Thursday, November 15, 2018

The Road Forward {Part II }


I've changed the title from my post from Monday as I intend to write a series now on what stocks may be telling us.  Today I want to give you a view of what I think is the probable environment we may be in for some period of time.  I want you to take a look at this long range view of the markets as I believe it will provide some context for what we've been in and illustrative of where we might be going.  The chart above is a weekly chart and is from Tradingview.com, although the annotations are mine.  As always I am showing the S&P 500's ETF, SPY.  I use this because it is an actual security that investors can buy.  I am using a weekly view so we can see a broader look back over trading history.

The current bull market was born in despair in March of 2009 and is now nearly a decade old.  From its lows back then to its most recent high it is up well over 330% without including dividends.  What needs to be noted is that this move higher has never gone up one straight line.  What has happened is that we've seen periods where stocks have moved higher and then paused to consolidate those gains.    I am showing those periods in the chart above.  Basically we can see three periods of consolidation since 2009, which I've labeled 1-3 above.  The first period lasted about two and a half years in roughly 2010-2013, the 2nd was also nearly the same length of time and lasted from 2014 to late 2016 and the third is what I believe we've been in for about a year now.  These periods of consolidation are healthy.  They allow the markets to lose speculative froth, while allowing earnings to catch up valuations which generally become extended during advances.  Investors though find these periods frustrating and sometimes frightening.  It is during these times that volatility picks up and it is usually during these periods where stocks see their most significant drawdowns.  Each of these consolidations has seen at least one decline of 10%.  Each has also seen some element of economic uncertainty and headlines proclaiming the bull market is over.  

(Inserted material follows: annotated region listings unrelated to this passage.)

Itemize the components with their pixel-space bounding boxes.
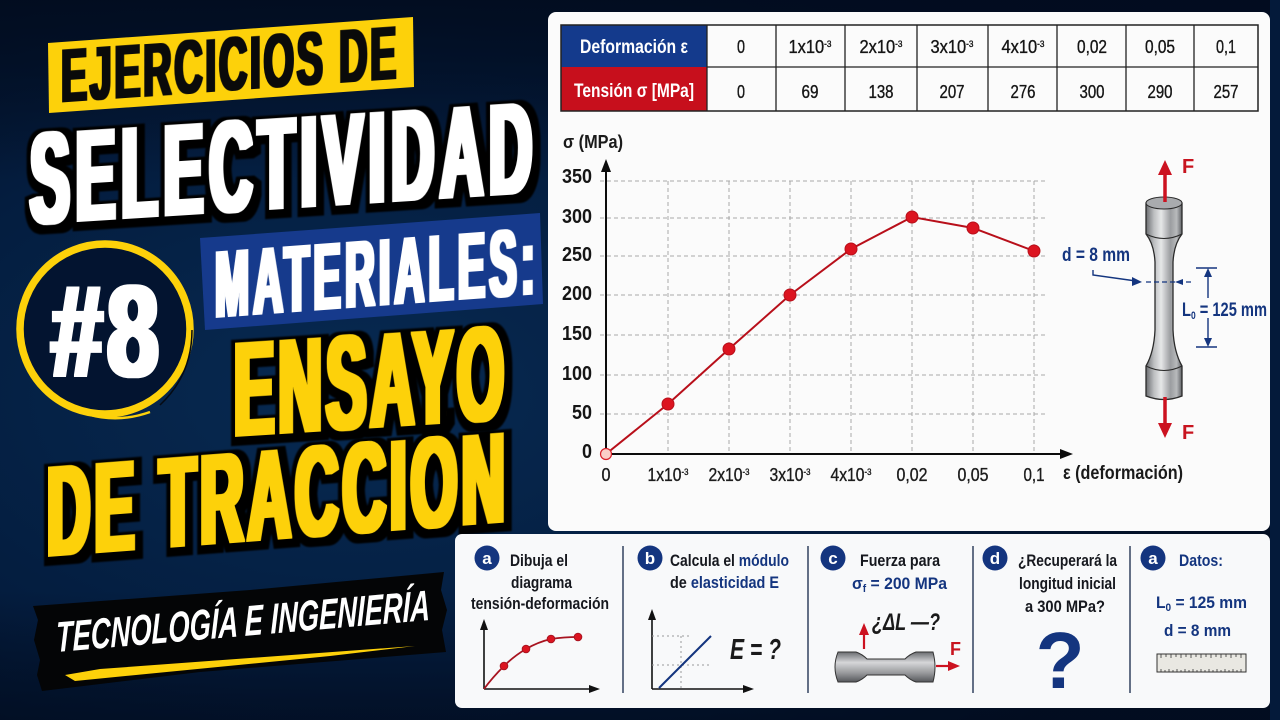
data box	[1140, 546, 1247, 672]
data box: d = 8 mm	[1164, 621, 1231, 640]
data box: 0	[1166, 602, 1171, 614]
data table: 3x10	[930, 37, 970, 57]
line chart: -3	[865, 467, 872, 477]
line chart: 1x10	[648, 465, 687, 485]
question d: ¿Recuperará la	[1018, 551, 1117, 570]
arrow: force down	[1158, 397, 1172, 438]
data box: a	[1148, 549, 1158, 568]
panel: data table and chart	[548, 12, 1270, 531]
question a: diagrama	[511, 573, 572, 592]
data table: 0,05	[1145, 37, 1175, 57]
data table: 138	[868, 82, 894, 102]
banner: materiales	[200, 208, 543, 337]
question c: σ	[852, 574, 864, 593]
question c: = 200 MPa	[866, 574, 947, 593]
question b: de elasticidad E	[670, 573, 779, 592]
question d	[982, 546, 1117, 705]
data table: -3	[1037, 39, 1044, 49]
data table: 4x10	[1002, 37, 1041, 57]
question c: f	[863, 583, 866, 595]
line chart: -3	[743, 467, 750, 477]
data table: 300	[1080, 82, 1104, 102]
data table: Tensión σ [MPa]	[574, 81, 694, 102]
specimen diagram	[1062, 156, 1267, 444]
line chart: 0	[602, 465, 610, 485]
line chart: 350	[562, 166, 592, 188]
data box: L	[1156, 593, 1166, 612]
data box: = 125 mm	[1171, 593, 1247, 612]
line chart: 0,02	[896, 465, 928, 485]
question a	[471, 546, 609, 693]
line chart: 300	[562, 206, 592, 228]
badge: number 8	[20, 244, 192, 418]
data table: 0	[737, 37, 745, 57]
question d: a 300 MPa?	[1025, 597, 1105, 616]
data table: -3	[895, 39, 902, 49]
question b: E = ?	[730, 634, 781, 666]
question c: Fuerza para	[860, 551, 940, 570]
question c	[820, 546, 961, 682]
banner: tecnologia e ingenieria: TECNOLOGÍA E INGENIERÍA	[56, 582, 430, 662]
line chart: -3	[804, 467, 810, 477]
question a: a	[482, 549, 492, 568]
data table: -3	[966, 39, 974, 49]
specimen diagram: 0	[1191, 310, 1196, 322]
question b: b	[645, 549, 655, 568]
question c: ¿ΔL —?	[872, 609, 940, 636]
data table: 0	[737, 82, 745, 102]
data table: 1x10	[788, 37, 828, 57]
data table: 2x10	[860, 37, 899, 57]
data box: Datos:	[1179, 551, 1223, 570]
specimen diagram: F	[1182, 422, 1194, 444]
specimen diagram: L	[1182, 300, 1194, 321]
question a: Dibuja el	[510, 551, 568, 570]
data table: -3	[824, 39, 832, 49]
data table: Deformación ε	[580, 37, 688, 58]
line chart: 200	[562, 283, 592, 305]
question a: tensión-deformación	[471, 594, 609, 613]
data table: 290	[1148, 82, 1172, 102]
question c: F	[950, 639, 961, 659]
question b: Calcula el módulo	[670, 551, 789, 570]
badge: number 8: #8	[51, 258, 163, 404]
banner: tecnologia e ingenieria	[33, 572, 447, 691]
line chart: 2x10	[708, 465, 748, 485]
icon: ruler	[1157, 654, 1246, 672]
data table: 207	[940, 82, 964, 102]
data table	[561, 25, 1258, 111]
data table: 276	[1010, 82, 1036, 102]
text: DE TRACCIÓN	[47, 406, 509, 584]
line chart: 250	[562, 244, 592, 266]
question b	[638, 546, 789, 693]
data table: 69	[802, 82, 818, 102]
line chart: 100	[562, 363, 592, 385]
question d: ?	[1036, 616, 1084, 705]
badge: ejercicios de	[48, 10, 414, 118]
line chart	[562, 132, 1183, 485]
line chart: 0,1	[1024, 465, 1044, 485]
line chart: 4x10	[830, 465, 870, 485]
line chart: 3x10	[770, 465, 809, 485]
text: SELECTIVIDAD	[30, 74, 538, 252]
line chart: ε (deformación)	[1063, 463, 1183, 484]
text: MATERIALES:	[215, 208, 539, 337]
specimen diagram: d = 8 mm	[1062, 245, 1130, 266]
specimen diagram: F	[1182, 156, 1194, 178]
line chart: 0	[582, 441, 592, 463]
arrow: force up	[1158, 160, 1172, 202]
panel: questions	[455, 534, 1270, 708]
question c: c	[828, 549, 838, 568]
line chart: 50	[572, 402, 592, 424]
text: ENSAYO	[234, 299, 508, 465]
line chart: σ (MPa)	[563, 132, 623, 152]
question d: d	[990, 549, 1000, 568]
data table: 257	[1214, 82, 1238, 102]
line chart: 150	[562, 323, 592, 345]
line chart: 0,05	[958, 465, 988, 485]
data table: 0,1	[1216, 37, 1236, 57]
data table: 0,02	[1077, 37, 1107, 57]
line chart: -3	[682, 467, 688, 477]
question d: longitud inicial	[1019, 574, 1116, 593]
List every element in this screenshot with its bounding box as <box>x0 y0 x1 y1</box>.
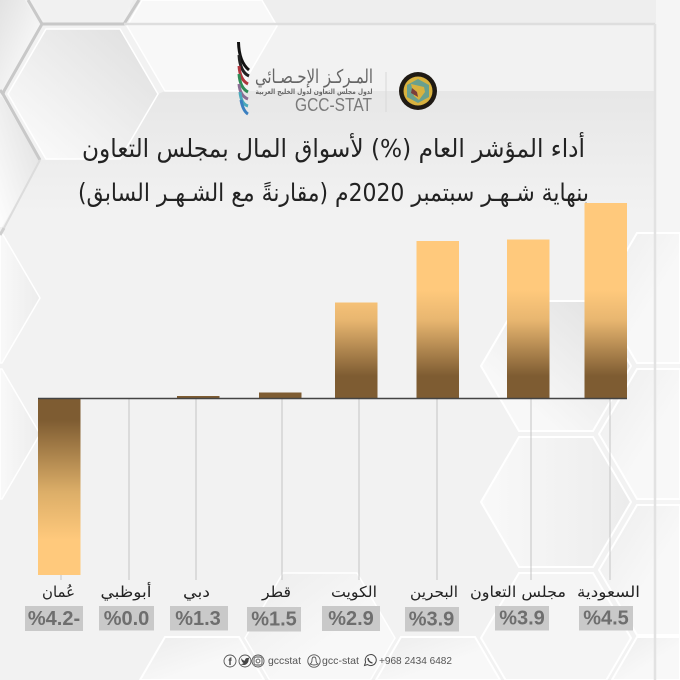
bar chart <box>38 203 627 575</box>
value boxes: %1.3 <box>175 608 221 630</box>
value boxes: %3.9 <box>409 608 454 630</box>
logo: GCC-STAT ribbon <box>238 42 249 114</box>
leader lines <box>61 399 610 580</box>
category labels: الكويت <box>331 583 377 601</box>
value boxes: %4.2- <box>28 608 80 630</box>
category labels: مجلس التعاون <box>470 583 566 601</box>
logo: statistical centre wordmark: المـركـز الإحـصـائي <box>255 66 373 88</box>
icon: twitter <box>239 655 251 667</box>
bar: Dubai <box>177 396 220 398</box>
icon: snapchat <box>308 655 320 667</box>
category labels: دبي <box>183 583 210 602</box>
logo: statistical centre wordmark <box>255 66 373 115</box>
value boxes: %4.5 <box>583 608 629 630</box>
bar: Bahrain <box>416 241 459 399</box>
category labels: السعودية <box>577 583 640 601</box>
category labels: قطر <box>261 583 291 601</box>
bar: Oman <box>38 398 80 575</box>
icon: facebook: f <box>228 657 232 668</box>
category labels: أبوظبي <box>100 582 152 602</box>
footer: social contacts <box>224 655 452 668</box>
logo: statistical centre wordmark: GCC-STAT <box>295 94 372 115</box>
category labels <box>42 582 640 602</box>
value boxes: %0.0 <box>104 608 149 630</box>
logo: statistical centre wordmark: لدول مجلس التعاون لدول الخليج العربية <box>256 88 373 96</box>
title: أداء المؤشر العام (%) لأسواق المال بمجلس التعاون <box>82 131 585 164</box>
bar: GCC <box>507 240 550 399</box>
icon: facebook <box>224 655 236 668</box>
chart baseline <box>38 398 627 400</box>
bar: Saudi Arabia <box>584 203 627 399</box>
icon: instagram <box>252 655 264 667</box>
bar: Kuwait <box>335 302 378 399</box>
value boxes <box>25 606 633 632</box>
title <box>78 131 589 207</box>
handle: gccstat: gccstat <box>268 655 301 667</box>
title: بنهاية شـهـر سبتمبر 2020م (مقارنةً مع الشـهـر السابق) <box>78 178 589 207</box>
category labels: البحرين <box>410 583 458 601</box>
value boxes: %3.9 <box>499 608 545 630</box>
handle: gcc-stat: gcc-stat <box>322 655 359 667</box>
category labels: عُمان <box>42 583 75 601</box>
value boxes: %1.5 <box>251 608 297 630</box>
icon: whatsapp <box>364 655 376 666</box>
value boxes: %2.9 <box>328 608 374 630</box>
phone number: +968 2434 6482 <box>379 655 452 667</box>
bar: Qatar <box>259 392 302 399</box>
icon: GCC emblem <box>399 72 437 110</box>
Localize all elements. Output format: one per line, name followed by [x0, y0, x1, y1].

Our current environment fits this pattern very well.  Certainly there is a lot of negative economic press right now.  Also there is economic and political uncertainty abroad while the political environment here in the US at times verges on toxic.  Yet the underlying economic news is still good.  The US economy will likely grow 3% this year and probably north of 2.5% in 2019.  More importantly, all of the secular economic trends we have talked about many times in the past are still intact.  These should provide some floor for stocks from a fundamental perspective.  In regards to valuation, stocks right now trade with a PE ratio of about 15.25 based on consensus estimates in 2019 and are trading with a 14 PE looking out into 2020.  {Yes, markets as discounting machines are starting to focus in on that number about now.}  My guess is investors fear more than anything the return of bear market similar to what we experienced a decade ago.  While nothing is guaranteed, right now there does not seem to be the kind of speculative excess in the system that would lead to a systemic failure of the kind we saw back then.  Financial institutions are much healthier today then they were back then.  The mostly likely way this decline turns into something approaching that is if an unexpected event shows up.  Away from that the overall system seems to be healthy enough that any decline should currently be viewed in the context of a normal, if painful, correction.  

If this hypothesis is correct then my guess is that we will continue in this sideways market for at least part, if not most of 2019.  I think that the S&P 500 has the potential still to finish this year 4-6% higher than where we are currently trading.  I also think it has the potential to trade 10-12% higher by the end of 2019 from these prices as well.  This of course is not a prediction or a guarantee it is what I am viewing based on my reading of what I see in the markets, the economy and over 30 years experience.  Obviously things could come up that makes this analysis wrong but it is my best guess right now.   Since I think we may be in this trading range for some considerable period of time next year, investors need to get used to an environment that is as volatile as what we've seen this year.  Investors also need to understand that volatility is part and parcel to investing in stocks.  It is part of the deal you strike when you invest in equities.  A year like 2017 where stocks showed very little volatility is an oddity.  Most years markets experience at least one correction around 10%.  This year is much more typical in terms of volatility.  

Next week I'll take up what I think investors should consider regarding asset allocation and what areas of the markets have the potential to benefit going forward in a choppy environment.

*Long ETFS related to the S&P 500 in client and personal accounts.  Positions may change at any time without notice or publication on this blog or on any other form of media.